Videogenic: Identifying Highlight Moments in Videos with Professional Photographs as a Prior
This work addresses the challenge of scalable highlight extraction for video editors, offering a practical tool to reduce workload and improve efficiency, though it is incremental in leveraging existing methods like CLIP.
The paper tackles the problem of extracting highlight moments from videos by using professional photographs as a prior, showing that CLIP-based retrieval with a photograph collection can effectively identify highlights, as validated in human studies with 50 participants and expert evaluations with 12 participants.

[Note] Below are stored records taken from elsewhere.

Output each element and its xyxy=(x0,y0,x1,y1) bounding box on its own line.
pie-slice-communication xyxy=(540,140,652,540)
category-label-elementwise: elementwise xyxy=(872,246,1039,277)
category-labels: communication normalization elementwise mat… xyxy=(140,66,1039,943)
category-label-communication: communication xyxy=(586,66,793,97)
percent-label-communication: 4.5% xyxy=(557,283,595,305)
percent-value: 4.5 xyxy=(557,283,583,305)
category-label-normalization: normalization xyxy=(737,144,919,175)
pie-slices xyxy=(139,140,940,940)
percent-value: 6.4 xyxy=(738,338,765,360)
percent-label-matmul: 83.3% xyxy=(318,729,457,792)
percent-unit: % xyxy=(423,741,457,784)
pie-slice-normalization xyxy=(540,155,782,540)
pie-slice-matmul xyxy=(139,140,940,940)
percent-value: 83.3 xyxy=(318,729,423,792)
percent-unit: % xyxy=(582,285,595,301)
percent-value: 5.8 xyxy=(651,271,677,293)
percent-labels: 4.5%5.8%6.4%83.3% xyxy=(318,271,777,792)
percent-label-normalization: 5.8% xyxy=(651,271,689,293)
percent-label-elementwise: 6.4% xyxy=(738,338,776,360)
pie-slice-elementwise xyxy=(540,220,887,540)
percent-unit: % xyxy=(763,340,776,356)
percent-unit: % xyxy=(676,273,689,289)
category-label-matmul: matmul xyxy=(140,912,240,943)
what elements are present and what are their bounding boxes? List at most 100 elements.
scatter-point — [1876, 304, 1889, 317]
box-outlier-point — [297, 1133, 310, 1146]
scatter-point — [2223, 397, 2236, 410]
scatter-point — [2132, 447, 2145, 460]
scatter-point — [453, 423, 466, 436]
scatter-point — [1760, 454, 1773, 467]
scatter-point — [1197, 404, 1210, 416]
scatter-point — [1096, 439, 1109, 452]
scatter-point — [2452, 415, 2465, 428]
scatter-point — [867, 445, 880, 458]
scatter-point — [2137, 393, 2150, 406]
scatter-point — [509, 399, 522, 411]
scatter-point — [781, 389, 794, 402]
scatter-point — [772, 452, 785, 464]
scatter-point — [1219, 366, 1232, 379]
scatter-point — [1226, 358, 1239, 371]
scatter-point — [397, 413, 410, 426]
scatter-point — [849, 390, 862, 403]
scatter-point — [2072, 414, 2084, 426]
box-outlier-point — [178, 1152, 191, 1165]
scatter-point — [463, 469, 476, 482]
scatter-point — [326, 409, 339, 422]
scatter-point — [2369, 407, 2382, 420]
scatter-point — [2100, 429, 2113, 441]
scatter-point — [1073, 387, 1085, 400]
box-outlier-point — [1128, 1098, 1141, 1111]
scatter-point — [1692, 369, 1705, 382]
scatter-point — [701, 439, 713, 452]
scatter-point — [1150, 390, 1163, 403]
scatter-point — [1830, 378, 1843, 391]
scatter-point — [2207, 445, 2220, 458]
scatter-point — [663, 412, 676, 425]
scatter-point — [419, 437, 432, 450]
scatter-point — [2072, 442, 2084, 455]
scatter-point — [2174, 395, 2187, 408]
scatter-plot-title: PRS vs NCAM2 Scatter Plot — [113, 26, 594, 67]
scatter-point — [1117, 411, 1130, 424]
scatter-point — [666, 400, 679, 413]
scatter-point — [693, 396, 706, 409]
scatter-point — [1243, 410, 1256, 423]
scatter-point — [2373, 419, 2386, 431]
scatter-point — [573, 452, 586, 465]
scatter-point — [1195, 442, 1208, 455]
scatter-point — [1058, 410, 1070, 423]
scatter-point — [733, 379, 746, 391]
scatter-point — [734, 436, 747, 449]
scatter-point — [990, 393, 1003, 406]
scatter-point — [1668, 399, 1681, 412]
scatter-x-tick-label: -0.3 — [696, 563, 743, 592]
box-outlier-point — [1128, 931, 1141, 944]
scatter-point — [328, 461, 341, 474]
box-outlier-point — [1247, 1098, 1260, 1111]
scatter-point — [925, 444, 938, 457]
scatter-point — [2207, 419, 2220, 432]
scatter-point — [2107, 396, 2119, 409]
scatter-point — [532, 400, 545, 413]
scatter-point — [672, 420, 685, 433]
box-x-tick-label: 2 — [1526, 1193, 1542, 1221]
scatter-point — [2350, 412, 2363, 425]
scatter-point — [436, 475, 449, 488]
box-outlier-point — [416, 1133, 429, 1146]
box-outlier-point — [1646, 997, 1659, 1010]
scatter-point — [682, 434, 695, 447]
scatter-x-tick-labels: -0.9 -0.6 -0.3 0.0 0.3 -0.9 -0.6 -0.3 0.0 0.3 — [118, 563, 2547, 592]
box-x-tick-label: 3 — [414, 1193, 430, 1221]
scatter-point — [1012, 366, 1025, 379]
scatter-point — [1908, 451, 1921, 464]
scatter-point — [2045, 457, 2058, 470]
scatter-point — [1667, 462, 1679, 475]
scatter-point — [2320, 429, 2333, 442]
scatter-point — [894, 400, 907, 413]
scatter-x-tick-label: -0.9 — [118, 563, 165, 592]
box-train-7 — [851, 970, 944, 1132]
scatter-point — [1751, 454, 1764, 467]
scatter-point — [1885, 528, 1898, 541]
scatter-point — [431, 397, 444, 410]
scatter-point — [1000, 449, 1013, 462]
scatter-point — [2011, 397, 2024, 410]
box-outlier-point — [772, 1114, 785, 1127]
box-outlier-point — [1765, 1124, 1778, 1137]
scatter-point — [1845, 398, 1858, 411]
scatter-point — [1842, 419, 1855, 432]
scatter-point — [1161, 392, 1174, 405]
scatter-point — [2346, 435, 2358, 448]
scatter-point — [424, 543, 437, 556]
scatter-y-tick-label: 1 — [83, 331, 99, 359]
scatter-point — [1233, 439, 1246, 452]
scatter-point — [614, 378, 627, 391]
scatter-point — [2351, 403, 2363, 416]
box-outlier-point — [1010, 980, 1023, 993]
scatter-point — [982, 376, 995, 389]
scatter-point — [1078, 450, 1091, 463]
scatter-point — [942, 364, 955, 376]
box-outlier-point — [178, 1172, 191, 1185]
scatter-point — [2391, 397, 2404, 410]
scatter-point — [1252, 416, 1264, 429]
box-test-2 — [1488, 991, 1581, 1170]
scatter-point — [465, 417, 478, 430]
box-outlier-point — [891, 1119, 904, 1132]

This paper investigates the challenge of extracting highlight moments from videos. To perform this task, we need to understand what constitutes a highlight for arbitrary video domains while at the same time being able to scale across different domains. Our key insight is that photographs taken by photographers tend to capture the most remarkable or photogenic moments of an activity. Drawing on this insight, we present Videogenic, a technique capable of creating domain-specific highlight videos for a diverse range of domains. In a human evaluation study (N=50), we show that a high-quality photograph collection combined with CLIP-based retrieval (which uses a neural network with semantic knowledge of images) can serve as an excellent prior for finding video highlights. In a within-subjects expert study (N=12), we demonstrate the usefulness of Videogenic in helping video editors create highlight videos with lighter workload, shorter task completion time, and better usability.